A polêmica da cobrança de pedágio na Rodovia Dona Leonor Mendes de Barros (SP-333), em Marília (SP), ganhou esta semana um capítulo a mais: nesta quarta-feira (24), a Justiça concedeu liminares determinando a isenção de tarifa para alguns moradores de bairros afastados que precisam passar pelo pedágio para ir à cidade.

Segundo a decisão, para que os moradores beneficiados possam desfrutar da isenção eles deverão apresentar um documento que comprove onde eles moram. A Justiça determinou ainda uma multa de R$ 1 mil por cada violação.

As liminares devem ser cumpridas assim que a concessionária Entrevias e a Artesp forem notificadas, o que ainda não tem um prazo definido. As ações cabem recurso e as defesas devem ser apresentadas em até 15 dias.

A Entrevias informou por meio de nota que que ainda não foi citada da decisão da referida ação, o que a impede de emitir comentários.
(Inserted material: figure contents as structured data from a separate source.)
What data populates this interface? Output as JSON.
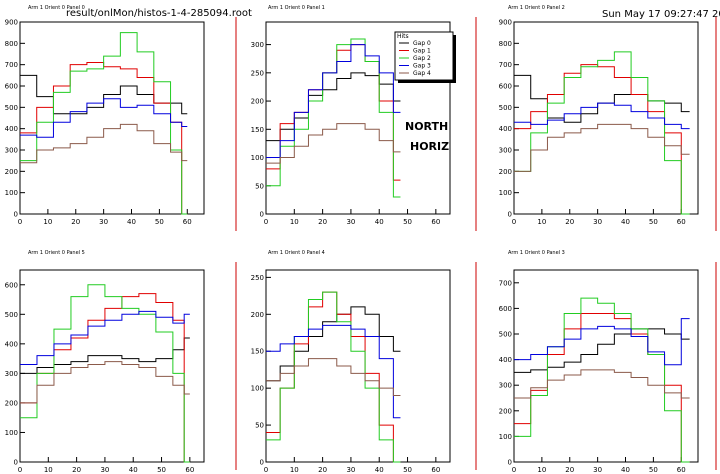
{
  "header": {
    "file": "result/onlMon/histos-1-4-285094.root",
    "datetime": "Sun May 17 09:27:47 2009"
  },
  "labels": {
    "north": "NORTH",
    "horiz": "HORIZ"
  },
  "colors": {
    "Gap 0": "#000000",
    "Gap 1": "#e00000",
    "Gap 2": "#22cc22",
    "Gap 3": "#0000dd",
    "Gap 4": "#8b5a4a",
    "frame_right": "#cc0000"
  },
  "chart_data": [
    {
      "type": "line",
      "title": "Arm 1 Orient 0 Panel 0",
      "xlim": [
        0,
        66
      ],
      "ylim": [
        0,
        900
      ],
      "xticks": [
        0,
        10,
        20,
        30,
        40,
        50,
        60
      ],
      "yticks": [
        0,
        100,
        200,
        300,
        400,
        500,
        600,
        700,
        800,
        900
      ],
      "series": [
        {
          "name": "Gap 0",
          "x": [
            0,
            6,
            12,
            18,
            24,
            30,
            36,
            42,
            48,
            54,
            58
          ],
          "y": [
            650,
            550,
            470,
            470,
            500,
            560,
            600,
            560,
            520,
            520,
            470
          ]
        },
        {
          "name": "Gap 1",
          "x": [
            0,
            6,
            12,
            18,
            24,
            30,
            36,
            42,
            48,
            54,
            58
          ],
          "y": [
            380,
            500,
            600,
            700,
            710,
            690,
            680,
            640,
            520,
            430,
            0
          ]
        },
        {
          "name": "Gap 2",
          "x": [
            0,
            6,
            12,
            18,
            24,
            30,
            36,
            42,
            48,
            54,
            58
          ],
          "y": [
            250,
            430,
            570,
            670,
            680,
            740,
            850,
            760,
            620,
            300,
            0
          ]
        },
        {
          "name": "Gap 3",
          "x": [
            0,
            6,
            12,
            18,
            24,
            30,
            36,
            42,
            48,
            54,
            58
          ],
          "y": [
            370,
            360,
            430,
            480,
            520,
            540,
            500,
            510,
            470,
            430,
            410
          ]
        },
        {
          "name": "Gap 4",
          "x": [
            0,
            6,
            12,
            18,
            24,
            30,
            36,
            42,
            48,
            54,
            58
          ],
          "y": [
            240,
            300,
            310,
            330,
            360,
            400,
            420,
            390,
            330,
            290,
            250
          ]
        }
      ]
    },
    {
      "type": "line",
      "title": "Arm 1 Orient 0 Panel 1",
      "xlim": [
        0,
        65
      ],
      "ylim": [
        0,
        340
      ],
      "xticks": [
        0,
        10,
        20,
        30,
        40,
        50,
        60
      ],
      "yticks": [
        0,
        50,
        100,
        150,
        200,
        250,
        300
      ],
      "legend": {
        "title": "Hits",
        "entries": [
          "Gap 0",
          "Gap 1",
          "Gap 2",
          "Gap 3",
          "Gap 4"
        ],
        "position": "top-right"
      },
      "series": [
        {
          "name": "Gap 0",
          "x": [
            0,
            5,
            10,
            15,
            20,
            25,
            30,
            35,
            40,
            45
          ],
          "y": [
            130,
            150,
            170,
            210,
            220,
            240,
            250,
            245,
            230,
            200
          ]
        },
        {
          "name": "Gap 1",
          "x": [
            0,
            5,
            10,
            15,
            20,
            25,
            30,
            35,
            40,
            45
          ],
          "y": [
            80,
            160,
            180,
            220,
            250,
            290,
            300,
            270,
            200,
            60
          ]
        },
        {
          "name": "Gap 2",
          "x": [
            0,
            5,
            10,
            15,
            20,
            25,
            30,
            35,
            40,
            45
          ],
          "y": [
            50,
            120,
            150,
            200,
            250,
            300,
            310,
            270,
            180,
            30
          ]
        },
        {
          "name": "Gap 3",
          "x": [
            0,
            5,
            10,
            15,
            20,
            25,
            30,
            35,
            40,
            45
          ],
          "y": [
            100,
            130,
            180,
            220,
            250,
            270,
            300,
            280,
            250,
            180
          ]
        },
        {
          "name": "Gap 4",
          "x": [
            0,
            5,
            10,
            15,
            20,
            25,
            30,
            35,
            40,
            45
          ],
          "y": [
            90,
            100,
            120,
            140,
            150,
            160,
            160,
            150,
            130,
            110
          ]
        }
      ]
    },
    {
      "type": "line",
      "title": "Arm 1 Orient 0 Panel 2",
      "xlim": [
        0,
        66
      ],
      "ylim": [
        0,
        900
      ],
      "xticks": [
        0,
        10,
        20,
        30,
        40,
        50,
        60
      ],
      "yticks": [
        0,
        100,
        200,
        300,
        400,
        500,
        600,
        700,
        800,
        900
      ],
      "series": [
        {
          "name": "Gap 0",
          "x": [
            0,
            6,
            12,
            18,
            24,
            30,
            36,
            42,
            48,
            54,
            60
          ],
          "y": [
            650,
            540,
            450,
            430,
            470,
            520,
            560,
            560,
            530,
            520,
            480
          ]
        },
        {
          "name": "Gap 1",
          "x": [
            0,
            6,
            12,
            18,
            24,
            30,
            36,
            42,
            48,
            54,
            60
          ],
          "y": [
            400,
            480,
            560,
            660,
            700,
            690,
            640,
            560,
            480,
            380,
            0
          ]
        },
        {
          "name": "Gap 2",
          "x": [
            0,
            6,
            12,
            18,
            24,
            30,
            36,
            42,
            48,
            54,
            60
          ],
          "y": [
            200,
            380,
            520,
            640,
            690,
            720,
            760,
            640,
            530,
            250,
            0
          ]
        },
        {
          "name": "Gap 3",
          "x": [
            0,
            6,
            12,
            18,
            24,
            30,
            36,
            42,
            48,
            54,
            60
          ],
          "y": [
            430,
            420,
            440,
            470,
            500,
            520,
            510,
            480,
            450,
            420,
            400
          ]
        },
        {
          "name": "Gap 4",
          "x": [
            0,
            6,
            12,
            18,
            24,
            30,
            36,
            42,
            48,
            54,
            60
          ],
          "y": [
            200,
            300,
            360,
            380,
            400,
            420,
            420,
            400,
            360,
            320,
            280
          ]
        }
      ]
    },
    {
      "type": "line",
      "title": "Arm 1 Orient 0 Panel 5",
      "xlim": [
        0,
        65
      ],
      "ylim": [
        0,
        650
      ],
      "xticks": [
        0,
        10,
        20,
        30,
        40,
        50,
        60
      ],
      "yticks": [
        0,
        100,
        200,
        300,
        400,
        500,
        600
      ],
      "series": [
        {
          "name": "Gap 0",
          "x": [
            0,
            6,
            12,
            18,
            24,
            30,
            36,
            42,
            48,
            54,
            58
          ],
          "y": [
            300,
            320,
            330,
            340,
            360,
            360,
            350,
            340,
            350,
            380,
            420
          ]
        },
        {
          "name": "Gap 1",
          "x": [
            0,
            6,
            12,
            18,
            24,
            30,
            36,
            42,
            48,
            54,
            58
          ],
          "y": [
            200,
            300,
            380,
            420,
            480,
            520,
            560,
            570,
            540,
            480,
            0
          ]
        },
        {
          "name": "Gap 2",
          "x": [
            0,
            6,
            12,
            18,
            24,
            30,
            36,
            42,
            48,
            54,
            58
          ],
          "y": [
            150,
            300,
            450,
            560,
            600,
            560,
            520,
            500,
            440,
            300,
            0
          ]
        },
        {
          "name": "Gap 3",
          "x": [
            0,
            6,
            12,
            18,
            24,
            30,
            36,
            42,
            48,
            54,
            58
          ],
          "y": [
            330,
            360,
            400,
            430,
            460,
            480,
            500,
            510,
            490,
            470,
            500
          ]
        },
        {
          "name": "Gap 4",
          "x": [
            0,
            6,
            12,
            18,
            24,
            30,
            36,
            42,
            48,
            54,
            58
          ],
          "y": [
            200,
            260,
            300,
            320,
            330,
            340,
            330,
            320,
            290,
            260,
            230
          ]
        }
      ]
    },
    {
      "type": "line",
      "title": "Arm 1 Orient 0 Panel 4",
      "xlim": [
        0,
        65
      ],
      "ylim": [
        0,
        260
      ],
      "xticks": [
        0,
        10,
        20,
        30,
        40,
        50,
        60
      ],
      "yticks": [
        0,
        50,
        100,
        150,
        200,
        250
      ],
      "series": [
        {
          "name": "Gap 0",
          "x": [
            0,
            5,
            10,
            15,
            20,
            25,
            30,
            35,
            40,
            45
          ],
          "y": [
            110,
            130,
            150,
            170,
            190,
            200,
            210,
            200,
            170,
            150
          ]
        },
        {
          "name": "Gap 1",
          "x": [
            0,
            5,
            10,
            15,
            20,
            25,
            30,
            35,
            40,
            45
          ],
          "y": [
            40,
            100,
            160,
            210,
            230,
            200,
            170,
            120,
            50,
            0
          ]
        },
        {
          "name": "Gap 2",
          "x": [
            0,
            5,
            10,
            15,
            20,
            25,
            30,
            35,
            40,
            45
          ],
          "y": [
            30,
            100,
            170,
            220,
            230,
            190,
            150,
            100,
            30,
            0
          ]
        },
        {
          "name": "Gap 3",
          "x": [
            0,
            5,
            10,
            15,
            20,
            25,
            30,
            35,
            40,
            45
          ],
          "y": [
            150,
            160,
            170,
            180,
            185,
            185,
            180,
            170,
            140,
            60
          ]
        },
        {
          "name": "Gap 4",
          "x": [
            0,
            5,
            10,
            15,
            20,
            25,
            30,
            35,
            40,
            45
          ],
          "y": [
            110,
            120,
            130,
            140,
            140,
            130,
            120,
            110,
            100,
            90
          ]
        }
      ]
    },
    {
      "type": "line",
      "title": "Arm 1 Orient 0 Panel 3",
      "xlim": [
        0,
        66
      ],
      "ylim": [
        0,
        750
      ],
      "xticks": [
        0,
        10,
        20,
        30,
        40,
        50,
        60
      ],
      "yticks": [
        0,
        100,
        200,
        300,
        400,
        500,
        600,
        700
      ],
      "series": [
        {
          "name": "Gap 0",
          "x": [
            0,
            6,
            12,
            18,
            24,
            30,
            36,
            42,
            48,
            54,
            60
          ],
          "y": [
            350,
            360,
            370,
            390,
            420,
            460,
            500,
            520,
            520,
            500,
            480
          ]
        },
        {
          "name": "Gap 1",
          "x": [
            0,
            6,
            12,
            18,
            24,
            30,
            36,
            42,
            48,
            54,
            60
          ],
          "y": [
            150,
            280,
            420,
            520,
            580,
            580,
            560,
            500,
            420,
            300,
            0
          ]
        },
        {
          "name": "Gap 2",
          "x": [
            0,
            6,
            12,
            18,
            24,
            30,
            36,
            42,
            48,
            54,
            60
          ],
          "y": [
            100,
            260,
            450,
            580,
            640,
            620,
            580,
            520,
            420,
            200,
            0
          ]
        },
        {
          "name": "Gap 3",
          "x": [
            0,
            6,
            12,
            18,
            24,
            30,
            36,
            42,
            48,
            54,
            60
          ],
          "y": [
            400,
            420,
            450,
            480,
            520,
            530,
            520,
            490,
            430,
            380,
            560
          ]
        },
        {
          "name": "Gap 4",
          "x": [
            0,
            6,
            12,
            18,
            24,
            30,
            36,
            42,
            48,
            54,
            60
          ],
          "y": [
            250,
            290,
            320,
            340,
            360,
            360,
            350,
            330,
            300,
            270,
            250
          ]
        }
      ]
    }
  ]
}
Segundo a liminar, serão isentos do pagamento de pedágio os moradores dos bairros Vila Bela I, II e III, Centro-Mesquita e Fazenda do Estado, próximos à praça de cobrança instalada no quilômetro 315 da SP-333.

Nas duas liminares elaboradas por dois advogados, o juiz Walmir Idalêncio dos Santos Cruz afirmou que os requerentes, num total de 149 pessoas, tiveram o direito de ir e vir feridos e estão em uma posição anti-isonômica em relação aos moradores do mesmo município.

Ainda na decisão, o juiz citou uma jurisprudência de moradores de um bairro da cidade de São Paulo, que também ficaram isolados por uma praça de pedágio.

Polêmica

A cobrança de pedágio no km 315 da rodovia em Marília é alvo de uma ação do Ministério Público Federal e foi liberada por meio de liminar expedida pelo Tribunal Regional Federal, em julho deste ano.

Motoristas se arriscam e chegaram a trafegar na contramão para escapar de pedágio em Marília — Foto: Reprodução/TV TEM

A Entrevias ganhou a concessão para fazer obras de melhoria na SP-333 e construiu a praça de pedágio. No entanto, em fevereiro deste ano, o MPF de Marília ajuizou uma ação pedindo que a Justiça Federal suspendesse imediatamente a construção.

De acordo com o MPF, com a construção do pedágio os moradores de imóveis que ficam em regiões ao redor da cidade teriam que pagar uma tarifa cheia para ir até Marília, mesmo percorrendo pequenas distâncias.

Com o início da cobrança das tarifas no último dia 15, motoristas que trafegam por aquele trecho da SP-333 foram flagrados dirigindo na contramão para escapar da cobrança.

De acordo com os motoristas, a prefeitura teria prometido um “atalho” para que não fosse preciso pagar o pedágio e seguir até o município.